Don de vivres à Aného : Sandra Ablamba Johnson répond aux besoins de 3000 familles vulnérables

Le ramadan touche à sa fin, mais ses valeurs de partage et de solidarité, elles, ne s’éteignent pas. A l’initiative de Sandra Ablamba Johnson, Conseillère municipale, et par ailleurs secrétaire générale de la présidence du Conseil, une action sociale d’envergure a été déployée à Aného dans la commune des Lacs 1. Des sacs de riz, des bidons d’huiles et autres constituent l’essentiel du don. Les premiers lots ont été remis aux responsables de la communauté musulmane, à quelques jours de la fête marquant la fin du jeûne. Puis l’opération a été élargie aux populations vulnérables de la zone. Plus de 3000 bénéficiaires au total. Une extension qui dit quelque chose de la méthode : ne pas s’arrêter à une seule cible, toucher large, inclure.

Sur le terrain, l’accueil a été chaleureux. Les bénéficiaires sont venus, ont pris, remercié. Rien de spectaculaire, juste une réponse concrète à des besoins immédiats, dans un contexte où les fins de mois sont difficiles et où la période du ramadan alourdit encore les dépenses. Cette initiative s’inscrit dans une philosophie plus globale, celle d’une gouvernance qui se veut attentive aux plus fragiles. Sandra Ablamba Johnson, par sa double casquette nationale et locale, apparaît comme un relais naturel de cette orientation. Elle mobilise, organise, fait le lien entre les politiques publiques et les réalités du terrain. En filigrane, cette initiative reflète la vision portée par Faure Gnassingbé, axée sur une gouvernance attentive aux populations les plus fragiles. À travers ce type d’intervention, l’ambition affichée est de renforcer la cohésion sociale et de réduire les vulnérabilités.

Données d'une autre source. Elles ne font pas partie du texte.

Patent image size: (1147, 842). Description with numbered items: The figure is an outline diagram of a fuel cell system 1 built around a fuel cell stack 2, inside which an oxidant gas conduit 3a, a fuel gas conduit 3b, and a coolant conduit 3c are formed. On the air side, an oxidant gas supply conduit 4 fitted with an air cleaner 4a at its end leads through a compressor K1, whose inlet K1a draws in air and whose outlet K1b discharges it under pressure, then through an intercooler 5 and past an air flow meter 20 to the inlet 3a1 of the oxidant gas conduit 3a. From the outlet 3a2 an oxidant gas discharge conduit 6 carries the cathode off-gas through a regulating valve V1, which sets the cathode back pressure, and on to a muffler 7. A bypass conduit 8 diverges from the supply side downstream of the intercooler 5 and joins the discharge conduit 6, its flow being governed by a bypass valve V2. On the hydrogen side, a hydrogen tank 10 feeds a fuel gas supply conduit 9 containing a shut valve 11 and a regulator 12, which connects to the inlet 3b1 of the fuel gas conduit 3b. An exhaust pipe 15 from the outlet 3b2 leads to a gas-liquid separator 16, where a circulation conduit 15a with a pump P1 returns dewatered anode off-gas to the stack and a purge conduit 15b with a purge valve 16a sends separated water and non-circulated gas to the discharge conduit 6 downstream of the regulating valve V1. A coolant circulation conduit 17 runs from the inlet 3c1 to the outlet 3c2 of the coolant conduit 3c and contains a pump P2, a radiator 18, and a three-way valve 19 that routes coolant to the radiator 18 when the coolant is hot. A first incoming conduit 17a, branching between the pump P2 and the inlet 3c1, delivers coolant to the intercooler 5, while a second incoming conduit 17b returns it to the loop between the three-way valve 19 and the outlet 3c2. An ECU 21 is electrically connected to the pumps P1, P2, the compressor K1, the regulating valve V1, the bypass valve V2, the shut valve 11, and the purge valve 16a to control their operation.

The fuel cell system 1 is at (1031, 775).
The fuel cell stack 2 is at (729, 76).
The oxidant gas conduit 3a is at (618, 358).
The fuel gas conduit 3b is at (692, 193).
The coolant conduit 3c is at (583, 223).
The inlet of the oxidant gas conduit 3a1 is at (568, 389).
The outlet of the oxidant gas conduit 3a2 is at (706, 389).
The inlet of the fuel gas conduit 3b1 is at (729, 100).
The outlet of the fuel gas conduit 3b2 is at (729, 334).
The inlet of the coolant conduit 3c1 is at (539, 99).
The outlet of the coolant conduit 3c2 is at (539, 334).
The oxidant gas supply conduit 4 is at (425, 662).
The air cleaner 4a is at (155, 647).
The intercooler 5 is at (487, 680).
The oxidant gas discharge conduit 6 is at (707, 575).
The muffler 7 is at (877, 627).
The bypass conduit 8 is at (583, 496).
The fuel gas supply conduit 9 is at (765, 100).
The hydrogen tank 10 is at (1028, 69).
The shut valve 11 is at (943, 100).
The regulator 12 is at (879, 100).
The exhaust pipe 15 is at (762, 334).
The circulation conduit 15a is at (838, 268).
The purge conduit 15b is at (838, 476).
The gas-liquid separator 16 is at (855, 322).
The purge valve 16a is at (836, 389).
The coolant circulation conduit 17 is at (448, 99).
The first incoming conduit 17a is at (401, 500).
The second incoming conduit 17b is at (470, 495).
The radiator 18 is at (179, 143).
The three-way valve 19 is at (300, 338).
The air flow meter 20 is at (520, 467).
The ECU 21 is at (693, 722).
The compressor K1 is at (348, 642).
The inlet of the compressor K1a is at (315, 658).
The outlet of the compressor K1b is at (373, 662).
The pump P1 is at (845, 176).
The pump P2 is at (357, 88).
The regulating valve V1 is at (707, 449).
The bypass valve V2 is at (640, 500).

Dans sa circonscription, cette distribution n’est pas un geste isolé. Elle s’ajoute à d’autres actions menées au fil des mois, tissant patiemment un lien de confiance entre les habitants et leur représentante. Une manière de concevoir le mandat électif non pas comme une position, mais comme un service. À Aného, ce don de vivres dépasse donc le cadre de l’assistance ponctuelle. Il raconte une certaine idée de la politique : celle qui descend dans les quartiers, qui prend le temps d’écouter, et qui se mesure à l’aune de ce qu’elle apporte concrètement à ceux qui attendent.